How to Use Trail Camera on Small Tracts

Learn how to effectively run trail cameras on small properties. 

By: Reese Johnson

Small tract hunting is becoming more and more common as it has been forced upon the hunting community as parcels have been divided and divided again over the past century. Picking up a 10-30 acres tract to hunt whether it’s through a friend, lease, or your own land can be a honey hole in the right area.

Wildlife doesn't see the property lines, they see funnels, food, and travel corridors. Understanding how your target species is traveling through this land is everything in setting up for quality trail cam pictures.

small-tract-hunting

Recently, I purchased a house on 5 acres that backs up to several hundred acres of timber with a few roads and houses between. At the end of the road, lays a farm of similar size that is row cropped. My small chunk of land somewhat fall between the bigger chunk of timber and the agricultural fields. While they do not have to directly cross my land, I’ve improved it to with a little bit of work to make it a spot they would want to come check while going back and forth.

Being in the thick of the timber in a big draw, I spent a couple afternoons after work with hand tools making an opening. In this opening, I built a blind from the trees that were cut and then preceded to clean up the opening and sow wheat and some grasses. The purpose of this was mainly to hold the soil in place while offering something green for any potential turkeys that may use the plot as a strutting zone this spring. As soon as the job was complete, I put my camera on the plot to see the activity. Less than two weeks later with the seeds sprouting, there were two longbeards strutting in the plot with several hens. This is how I will hopefully be able to harvest a turkey on 5 acres with nothing more than a little time and labor.

turkey-hunting-small-tract

The key to hunting or running trail cameras on small acreage is to focus on one of two things. The first thing being whatever your property offers that is different from the surrounding farms. Maybe it’s bedding or maybe it’s food, figuring out the natural lay of the land combined with whatever your acreage has to offer should provide you with a great opportunity to gather some pictures. Many times this would be a scrape on a field edge or one of the better trails in the area leading to a bedding area.

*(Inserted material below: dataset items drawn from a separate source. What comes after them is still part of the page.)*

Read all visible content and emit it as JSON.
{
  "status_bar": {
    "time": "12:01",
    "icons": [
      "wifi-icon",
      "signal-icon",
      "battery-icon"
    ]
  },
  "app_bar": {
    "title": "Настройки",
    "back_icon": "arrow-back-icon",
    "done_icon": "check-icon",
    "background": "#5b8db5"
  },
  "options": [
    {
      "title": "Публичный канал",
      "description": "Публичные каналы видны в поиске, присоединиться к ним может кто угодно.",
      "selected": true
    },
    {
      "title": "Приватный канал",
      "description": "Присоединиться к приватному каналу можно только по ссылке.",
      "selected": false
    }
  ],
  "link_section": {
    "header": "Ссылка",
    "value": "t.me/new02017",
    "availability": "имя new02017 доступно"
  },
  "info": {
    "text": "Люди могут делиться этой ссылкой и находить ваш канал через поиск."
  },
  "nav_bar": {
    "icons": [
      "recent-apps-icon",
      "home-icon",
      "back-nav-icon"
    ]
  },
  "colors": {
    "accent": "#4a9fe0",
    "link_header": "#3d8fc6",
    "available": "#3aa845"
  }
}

The second option and this will vary by state is what you can offer in the form of minerals, bait, or even food plots. This is by far the easiest way to gather some decent pictures on small acreage, but the key is to be consistent. Over the last ten years in Kentucky, some of my best pictures have come from a corn pile in the back yard. While I usually only hunt over the pile for does late season, there have been several solid bucks become regulars but usually after dark. If you can put together a food plot, a mock scrape along the edge is always a great option for pictures. Even something as simple as creating a trail with a machete and chainsaw that is the path of least resistance will attract critters. In the end, it all boils down to what the acreage has to offer that will appeal to your target species. It will also correlate directly to the amount of time and effort put into developing these tracts.